Comment by gruez
3 hours ago
>Anthropic cannot tell you what you can and cannot do with the LLM's output, they do not own that, its public domain.
And are they actually doing this? For instance, if you read their press releases about distillation attacks[1], they're not asserting copyright over the outputs, only alleging "fraudulent accounts". So far as I can tell they're not even engaging in legal action.
[1]https://www.anthropic.com/news/detecting-and-preventing-dist...
They aren't taking legal action yet, no, because they have no legal ground to stand on. But they are pushing lawmakers to do something [1]
They are also constantly using the word "illicit" and theft in their communications, and in their lobbying, when there nothing illicit about using model output to train another model. They are trying to create an aura of criminality where none exists.
> But distillation can also be used for illicit purposes: competitors can use it to acquire powerful capabilities from other labs in a fraction of the time, and at a fraction of the cost, that it would take to develop them independently.

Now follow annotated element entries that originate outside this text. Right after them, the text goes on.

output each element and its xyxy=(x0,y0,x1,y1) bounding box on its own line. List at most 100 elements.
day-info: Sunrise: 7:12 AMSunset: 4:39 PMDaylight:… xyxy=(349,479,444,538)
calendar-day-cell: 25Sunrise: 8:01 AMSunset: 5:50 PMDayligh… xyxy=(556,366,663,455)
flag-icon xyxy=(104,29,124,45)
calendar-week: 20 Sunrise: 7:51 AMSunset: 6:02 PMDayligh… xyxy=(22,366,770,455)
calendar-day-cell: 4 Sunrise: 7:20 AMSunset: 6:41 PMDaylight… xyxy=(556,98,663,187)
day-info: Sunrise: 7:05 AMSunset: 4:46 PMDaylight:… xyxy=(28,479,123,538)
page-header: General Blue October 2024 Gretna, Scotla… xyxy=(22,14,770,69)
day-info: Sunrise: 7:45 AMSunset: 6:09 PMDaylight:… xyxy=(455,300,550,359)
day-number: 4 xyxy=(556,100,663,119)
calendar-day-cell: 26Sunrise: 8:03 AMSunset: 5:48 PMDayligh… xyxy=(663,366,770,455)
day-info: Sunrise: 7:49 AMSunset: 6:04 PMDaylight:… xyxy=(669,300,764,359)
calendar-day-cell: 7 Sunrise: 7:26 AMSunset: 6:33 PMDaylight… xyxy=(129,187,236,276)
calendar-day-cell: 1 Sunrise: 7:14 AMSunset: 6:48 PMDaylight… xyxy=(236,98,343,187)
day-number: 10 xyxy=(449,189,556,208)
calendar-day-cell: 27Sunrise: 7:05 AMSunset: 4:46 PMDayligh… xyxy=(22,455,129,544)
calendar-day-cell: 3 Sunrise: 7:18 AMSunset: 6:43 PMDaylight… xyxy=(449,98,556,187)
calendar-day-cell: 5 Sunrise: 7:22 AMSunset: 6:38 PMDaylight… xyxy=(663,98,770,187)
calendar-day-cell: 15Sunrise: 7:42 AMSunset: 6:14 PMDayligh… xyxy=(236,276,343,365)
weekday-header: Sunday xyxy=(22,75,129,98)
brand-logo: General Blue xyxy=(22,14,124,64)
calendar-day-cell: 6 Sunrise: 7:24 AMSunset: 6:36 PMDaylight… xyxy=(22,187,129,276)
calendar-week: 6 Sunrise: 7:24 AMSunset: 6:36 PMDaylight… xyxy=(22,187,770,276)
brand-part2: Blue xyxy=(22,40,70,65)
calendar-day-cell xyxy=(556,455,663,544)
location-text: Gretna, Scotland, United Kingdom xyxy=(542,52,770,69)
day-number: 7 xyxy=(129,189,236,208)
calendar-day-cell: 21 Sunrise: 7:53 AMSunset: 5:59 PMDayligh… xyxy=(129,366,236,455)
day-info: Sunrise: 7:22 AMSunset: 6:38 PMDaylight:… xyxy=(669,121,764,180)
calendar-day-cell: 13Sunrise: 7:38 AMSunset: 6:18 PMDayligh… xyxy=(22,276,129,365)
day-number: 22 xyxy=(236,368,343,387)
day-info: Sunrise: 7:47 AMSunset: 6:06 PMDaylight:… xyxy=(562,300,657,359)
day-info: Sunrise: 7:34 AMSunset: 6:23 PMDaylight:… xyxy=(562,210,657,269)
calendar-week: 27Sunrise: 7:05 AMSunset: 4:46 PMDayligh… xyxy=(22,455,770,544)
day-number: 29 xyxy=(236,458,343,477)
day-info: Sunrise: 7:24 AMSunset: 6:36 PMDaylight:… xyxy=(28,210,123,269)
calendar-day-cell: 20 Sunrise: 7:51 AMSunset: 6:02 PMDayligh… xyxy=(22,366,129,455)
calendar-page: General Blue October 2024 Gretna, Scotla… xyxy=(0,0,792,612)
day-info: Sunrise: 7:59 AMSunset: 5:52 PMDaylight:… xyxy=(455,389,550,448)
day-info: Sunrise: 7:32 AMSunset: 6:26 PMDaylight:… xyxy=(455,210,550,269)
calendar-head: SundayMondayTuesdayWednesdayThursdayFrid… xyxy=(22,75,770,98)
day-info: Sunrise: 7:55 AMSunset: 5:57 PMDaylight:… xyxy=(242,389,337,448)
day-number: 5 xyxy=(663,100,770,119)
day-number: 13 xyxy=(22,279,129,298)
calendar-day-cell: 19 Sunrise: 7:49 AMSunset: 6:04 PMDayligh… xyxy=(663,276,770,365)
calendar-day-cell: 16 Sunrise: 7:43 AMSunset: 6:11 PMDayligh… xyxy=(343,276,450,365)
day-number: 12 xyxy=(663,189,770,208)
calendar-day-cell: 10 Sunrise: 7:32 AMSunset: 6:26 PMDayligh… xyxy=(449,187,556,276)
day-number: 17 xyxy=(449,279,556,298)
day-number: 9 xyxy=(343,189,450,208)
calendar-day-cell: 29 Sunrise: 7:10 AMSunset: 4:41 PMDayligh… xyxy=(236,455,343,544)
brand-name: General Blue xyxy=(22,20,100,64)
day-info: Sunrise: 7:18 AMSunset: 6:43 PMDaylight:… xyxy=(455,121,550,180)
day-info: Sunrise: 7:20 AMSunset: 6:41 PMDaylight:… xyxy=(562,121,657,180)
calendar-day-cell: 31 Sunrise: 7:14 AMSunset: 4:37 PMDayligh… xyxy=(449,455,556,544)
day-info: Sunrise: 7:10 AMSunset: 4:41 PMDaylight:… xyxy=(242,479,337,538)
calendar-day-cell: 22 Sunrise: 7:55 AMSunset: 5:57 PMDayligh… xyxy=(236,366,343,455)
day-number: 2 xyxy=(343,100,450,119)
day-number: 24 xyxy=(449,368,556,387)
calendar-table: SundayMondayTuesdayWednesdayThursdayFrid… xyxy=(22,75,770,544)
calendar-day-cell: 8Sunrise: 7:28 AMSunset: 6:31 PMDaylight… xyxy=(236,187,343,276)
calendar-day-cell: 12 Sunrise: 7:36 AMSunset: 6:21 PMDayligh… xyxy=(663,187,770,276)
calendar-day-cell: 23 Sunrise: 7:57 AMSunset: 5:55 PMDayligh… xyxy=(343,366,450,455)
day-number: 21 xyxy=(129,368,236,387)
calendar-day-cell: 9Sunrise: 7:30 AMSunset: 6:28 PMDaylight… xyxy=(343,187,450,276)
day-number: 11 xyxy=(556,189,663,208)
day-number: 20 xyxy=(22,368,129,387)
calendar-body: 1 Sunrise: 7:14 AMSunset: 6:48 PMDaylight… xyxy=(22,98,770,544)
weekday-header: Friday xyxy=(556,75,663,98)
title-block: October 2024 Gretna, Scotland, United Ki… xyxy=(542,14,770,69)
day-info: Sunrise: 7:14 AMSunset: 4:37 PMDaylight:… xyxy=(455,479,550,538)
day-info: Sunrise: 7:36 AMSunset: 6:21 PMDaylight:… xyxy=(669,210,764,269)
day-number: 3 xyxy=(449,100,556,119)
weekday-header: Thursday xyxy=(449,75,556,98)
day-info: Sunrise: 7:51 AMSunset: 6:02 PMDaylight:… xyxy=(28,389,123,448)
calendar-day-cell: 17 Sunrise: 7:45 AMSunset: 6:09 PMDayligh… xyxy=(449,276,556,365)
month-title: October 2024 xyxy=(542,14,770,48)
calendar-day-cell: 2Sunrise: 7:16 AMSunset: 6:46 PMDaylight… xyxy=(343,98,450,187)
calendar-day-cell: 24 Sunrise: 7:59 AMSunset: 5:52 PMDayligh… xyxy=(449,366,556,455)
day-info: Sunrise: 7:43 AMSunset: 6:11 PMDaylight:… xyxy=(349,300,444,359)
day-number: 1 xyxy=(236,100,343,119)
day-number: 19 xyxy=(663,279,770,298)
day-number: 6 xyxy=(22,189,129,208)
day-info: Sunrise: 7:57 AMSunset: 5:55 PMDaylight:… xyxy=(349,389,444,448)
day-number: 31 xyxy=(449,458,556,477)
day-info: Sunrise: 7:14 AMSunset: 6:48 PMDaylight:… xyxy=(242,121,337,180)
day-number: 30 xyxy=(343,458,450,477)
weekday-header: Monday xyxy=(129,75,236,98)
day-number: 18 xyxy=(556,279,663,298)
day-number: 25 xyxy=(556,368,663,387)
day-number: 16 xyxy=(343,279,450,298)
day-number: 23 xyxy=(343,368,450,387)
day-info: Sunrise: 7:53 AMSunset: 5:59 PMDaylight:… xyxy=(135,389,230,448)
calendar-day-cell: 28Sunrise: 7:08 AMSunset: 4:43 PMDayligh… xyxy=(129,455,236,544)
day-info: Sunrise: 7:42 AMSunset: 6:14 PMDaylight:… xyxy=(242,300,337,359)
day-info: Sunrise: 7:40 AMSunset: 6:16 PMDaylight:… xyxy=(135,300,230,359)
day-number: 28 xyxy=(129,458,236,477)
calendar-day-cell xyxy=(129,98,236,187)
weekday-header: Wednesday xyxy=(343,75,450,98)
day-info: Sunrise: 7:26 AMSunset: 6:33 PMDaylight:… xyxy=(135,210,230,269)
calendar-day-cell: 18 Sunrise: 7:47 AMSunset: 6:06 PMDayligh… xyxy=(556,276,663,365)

They do have leverage over fraudulent accounts, yes, but the resulting distillation from those is out of their control under the current legal framework. There's nothing they can do about it, for now.
[1] https://arstechnica.com/tech-policy/2026/06/anthropic-claims...
>They are also constantly using the word "illicit" and theft in their communications, and in their lobbying, when there nothing illicit about using model output to train another model. They are trying to create an aura of criminality where none exists.
I don't see how this is any different than say linkedin sending cease and desist letters invoking the CFAA, DMCA, and "trespass".